Il trucco del contenuto ridotto al prezzo di sempre
Avete presente quando acquistate la solita confezione di biscotti o il vostro shampoo preferito, e vi sembra tutto come sempre… salvo poi accorgervi che qualcosa non torna? Manca qualcosa, letteralmente. È il fenomeno della shrinkflation: stesso packaging, quantità ridotta, prezzo invariato o addirittura maggiorato.
Un fenomeno che si è diffuso silenziosamente nella grande distribuzione, a danno della trasparenza e della fiducia dei consumatori. In tempi di inflazione crescente, molte aziende hanno scelto di non aumentare i prezzi in modo diretto, ma di ridurre il contenuto delle confezioni per mantenere stabili (almeno in apparenza) i listini. Una strategia legale, certo, se il peso indicato è corretto. Ma quanto è corretta eticamente?
L’Italia interviene, ma Bruxelles non ci sta
Nel tentativo di contrastare questa pratica e garantire maggiore chiarezza, il governo italiano ha introdotto un obbligo: indicare in etichetta se un prodotto è stato ridotto nella quantità, pur mantenendo la confezione identica. Una misura accolta con favore dalle associazioni dei consumatori, che da anni denunciano il problema.
Tuttavia, la Commissione Europea ha avviato una procedura di infrazione contro l’Italia. La motivazione? L’etichetta obbligatoria sarebbe un ostacolo alla libera circolazione delle merci, in violazione degli articoli 34-36 del Trattato sul Funzionamento dell’Unione Europea. Secondo Bruxelles, l’Italia avrebbe imposto una misura nazionale e sproporzionata senza fornire prove sufficienti sulla sua necessità e senza attendere il parere finale della Commissione.
Libertà del mercato o diritto a essere informati?
Qui si apre un conflitto di visione: da un lato l’Unione Europea che difende il principio della libera concorrenza e teme che ogni Stato adotti regole autonome, mettendo in crisi l’uniformità del mercato interno. Dall’altro lato, l’Italia che, nel ruolo di legislatore nazionale, cerca di proteggere il consumatore da una pratica percepita come ingannevole.
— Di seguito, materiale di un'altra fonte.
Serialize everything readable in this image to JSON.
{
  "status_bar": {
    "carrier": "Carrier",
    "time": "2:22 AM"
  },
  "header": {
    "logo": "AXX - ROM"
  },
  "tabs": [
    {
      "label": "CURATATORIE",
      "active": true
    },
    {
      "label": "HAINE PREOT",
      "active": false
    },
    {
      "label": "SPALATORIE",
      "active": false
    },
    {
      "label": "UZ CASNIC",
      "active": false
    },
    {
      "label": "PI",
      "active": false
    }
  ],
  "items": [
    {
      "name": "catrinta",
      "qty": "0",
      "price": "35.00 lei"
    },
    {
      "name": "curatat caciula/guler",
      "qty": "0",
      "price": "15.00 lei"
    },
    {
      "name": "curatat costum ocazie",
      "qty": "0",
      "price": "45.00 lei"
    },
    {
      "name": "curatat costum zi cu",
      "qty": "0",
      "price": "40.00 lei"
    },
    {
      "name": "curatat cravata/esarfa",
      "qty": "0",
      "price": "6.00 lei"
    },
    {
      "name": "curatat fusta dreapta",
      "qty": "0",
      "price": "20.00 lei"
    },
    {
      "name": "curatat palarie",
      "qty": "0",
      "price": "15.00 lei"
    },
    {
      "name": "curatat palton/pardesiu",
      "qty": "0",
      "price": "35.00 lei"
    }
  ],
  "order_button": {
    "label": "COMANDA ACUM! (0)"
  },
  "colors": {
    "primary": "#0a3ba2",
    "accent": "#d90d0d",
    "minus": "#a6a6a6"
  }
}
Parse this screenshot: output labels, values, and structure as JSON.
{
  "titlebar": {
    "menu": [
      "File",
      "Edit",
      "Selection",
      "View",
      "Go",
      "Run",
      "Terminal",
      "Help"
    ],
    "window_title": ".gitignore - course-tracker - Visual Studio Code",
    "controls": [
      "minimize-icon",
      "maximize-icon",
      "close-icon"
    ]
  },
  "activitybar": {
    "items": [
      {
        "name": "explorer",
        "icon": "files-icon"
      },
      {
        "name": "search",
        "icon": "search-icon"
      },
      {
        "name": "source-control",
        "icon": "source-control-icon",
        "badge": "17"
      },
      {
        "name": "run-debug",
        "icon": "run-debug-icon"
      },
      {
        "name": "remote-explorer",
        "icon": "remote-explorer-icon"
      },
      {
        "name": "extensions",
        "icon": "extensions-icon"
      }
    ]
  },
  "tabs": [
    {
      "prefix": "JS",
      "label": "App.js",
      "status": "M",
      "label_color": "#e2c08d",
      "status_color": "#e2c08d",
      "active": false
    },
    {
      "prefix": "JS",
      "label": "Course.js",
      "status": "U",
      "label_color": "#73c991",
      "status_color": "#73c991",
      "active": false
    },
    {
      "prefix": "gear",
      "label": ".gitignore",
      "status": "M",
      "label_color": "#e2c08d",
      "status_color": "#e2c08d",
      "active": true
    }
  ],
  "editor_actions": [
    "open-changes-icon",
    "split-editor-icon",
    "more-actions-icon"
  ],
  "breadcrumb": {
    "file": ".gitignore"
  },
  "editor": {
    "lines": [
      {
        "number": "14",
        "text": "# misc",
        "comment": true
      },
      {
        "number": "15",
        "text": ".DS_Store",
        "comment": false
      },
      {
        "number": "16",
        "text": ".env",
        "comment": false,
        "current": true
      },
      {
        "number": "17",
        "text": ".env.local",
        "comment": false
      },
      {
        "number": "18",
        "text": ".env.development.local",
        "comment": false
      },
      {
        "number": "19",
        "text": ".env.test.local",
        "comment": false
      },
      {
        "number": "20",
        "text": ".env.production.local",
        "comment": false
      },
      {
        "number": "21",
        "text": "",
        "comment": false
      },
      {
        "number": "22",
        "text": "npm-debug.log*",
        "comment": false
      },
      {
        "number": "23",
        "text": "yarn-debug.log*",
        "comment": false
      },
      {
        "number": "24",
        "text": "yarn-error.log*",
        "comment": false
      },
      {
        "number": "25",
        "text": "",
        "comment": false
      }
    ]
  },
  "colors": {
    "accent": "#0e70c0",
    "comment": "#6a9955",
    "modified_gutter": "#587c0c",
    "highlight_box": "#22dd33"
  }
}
La Commissione suggerisce soluzioni alternative meno restrittive, come la segnalazione informativa a scaffale, accanto ai prodotti. Ma per molti questa soluzione risulta poco efficace: il consumatore distratto o di fretta difficilmente nota una dicitura generica tra mille offerte promozionali.
Consumatori divisi, ma il dibattito è aperto
Il Codacons ritiene che il provvedimento italiano arrivi tardi: “Ormai – dicono – la shrinkflation ha già colpito. Bisognava intervenire prima.” Più netta la posizione dell’Unione Nazionale Consumatori: il presidente Massimiliano Dona invita il governo italiano a non arretrare. «Bisogna portare la battaglia in Europa e chiedere regole comuni: la trasparenza non può fermarsi davanti ai confini del mercato unico».
Prossime mosse e una questione politica
Ora l’Italia ha due mesi per rispondere alla Commissione. Se non lo farà o se le giustificazioni non saranno considerate valide, Bruxelles potrebbe passare al livello successivo: un parere motivato e, in ultima istanza, il deferimento alla Corte di Giustizia dell’Unione Europea.
Il nodo è delicato: quanto può spingersi uno Stato membro nella tutela dei suoi cittadini prima di infrangere le regole comuni? E fino a che punto l’Europa è disposta ad armonizzare le esigenze del mercato con quelle della trasparenza?
La shrinkflation, insomma, è molto più di una riduzione del contenuto in una confezione: è il sintomo di uno scontro tra due modelli di tutela. E la posta in gioco è la fiducia – dei cittadini, dei consumatori, degli europei.